Я вижу кого-то, распростёртого на песке, кого-то, накрытого простынёй.
Я спокойно иду в сторону этого «кого-то», поскольку, хотя это и автомобиль Финна, это не может быть он. Не может быть, потому что Финн мой близнец и потому что я не почувствовала, что это произошло. Я бы знала, так ведь?
Деэр зовёт меня сквозь густой туман, но я не отвечаю.
Я делаю шаг.
Потом ещё один.
Потом ещё.
А затем я опускаюсь на колени на песок возле простыни.
Мои пальцы дрожат.
Сердце трепещет.
И я отдёргиваю белую ткань.
Он одет в джинсы и рубашку на пуговицах — одежду для концерта. Он бледный, он худой, он длинный. Он хрупкий, он холодный, он мёртвый.
Он — это Финн.
Я не могу дышать, держа его влажную руку, склоняясь над ним и плача, пытаясь дышать и говорить.
Совсем не похоже, что он попал в аварию. У него синяк на лбу, и на этом всё. Просто он такой бледный, очень-очень бледный.
— Пожалуйста, — умоляю его. — Нет. Не сегодня. Нет.

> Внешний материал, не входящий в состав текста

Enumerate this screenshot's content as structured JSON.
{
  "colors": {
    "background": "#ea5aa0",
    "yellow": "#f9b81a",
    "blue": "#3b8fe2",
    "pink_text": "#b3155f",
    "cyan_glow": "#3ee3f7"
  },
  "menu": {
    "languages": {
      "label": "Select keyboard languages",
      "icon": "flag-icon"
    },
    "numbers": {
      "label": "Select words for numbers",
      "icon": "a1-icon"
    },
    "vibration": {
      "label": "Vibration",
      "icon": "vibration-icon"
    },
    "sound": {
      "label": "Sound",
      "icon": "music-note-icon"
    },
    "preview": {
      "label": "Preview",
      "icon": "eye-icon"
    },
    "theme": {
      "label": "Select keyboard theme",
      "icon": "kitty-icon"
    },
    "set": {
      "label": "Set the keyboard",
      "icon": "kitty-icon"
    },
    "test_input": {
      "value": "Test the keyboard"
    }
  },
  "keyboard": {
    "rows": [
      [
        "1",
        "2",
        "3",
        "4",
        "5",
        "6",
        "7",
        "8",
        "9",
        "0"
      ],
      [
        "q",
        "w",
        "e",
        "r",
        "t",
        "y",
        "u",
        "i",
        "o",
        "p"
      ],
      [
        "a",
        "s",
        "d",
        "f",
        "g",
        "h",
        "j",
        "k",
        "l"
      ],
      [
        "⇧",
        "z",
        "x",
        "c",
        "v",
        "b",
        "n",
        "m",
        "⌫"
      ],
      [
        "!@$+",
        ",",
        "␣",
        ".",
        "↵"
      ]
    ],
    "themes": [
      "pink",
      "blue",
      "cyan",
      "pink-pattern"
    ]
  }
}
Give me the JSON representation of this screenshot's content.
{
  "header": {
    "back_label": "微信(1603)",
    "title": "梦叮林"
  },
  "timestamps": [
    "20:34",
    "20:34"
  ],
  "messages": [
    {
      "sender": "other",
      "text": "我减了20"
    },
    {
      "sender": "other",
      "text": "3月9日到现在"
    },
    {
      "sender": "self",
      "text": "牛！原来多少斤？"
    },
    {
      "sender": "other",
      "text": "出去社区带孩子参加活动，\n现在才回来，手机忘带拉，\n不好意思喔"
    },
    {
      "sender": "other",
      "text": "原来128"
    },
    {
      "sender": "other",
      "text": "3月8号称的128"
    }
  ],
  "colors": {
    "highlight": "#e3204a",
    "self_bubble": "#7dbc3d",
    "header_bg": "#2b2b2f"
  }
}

Я раскачиваюсь и чувствую на себе чьи-то руки, но стряхиваю их, потому что это же Финн. А мы — Калла и Финн. Он — часть меня, а я — часть его, и это не может происходить на самом деле.
Я так сильно плачу, что начинает болеть в груди, а в горле саднить, и я задыхаюсь.
— Я люблю тебя, — говорю ему, когда снова обретаю способность дышать. — Прости, что меня не было с тобой рядом. Прости, что не смогла спасти тебя. Прости. Прости.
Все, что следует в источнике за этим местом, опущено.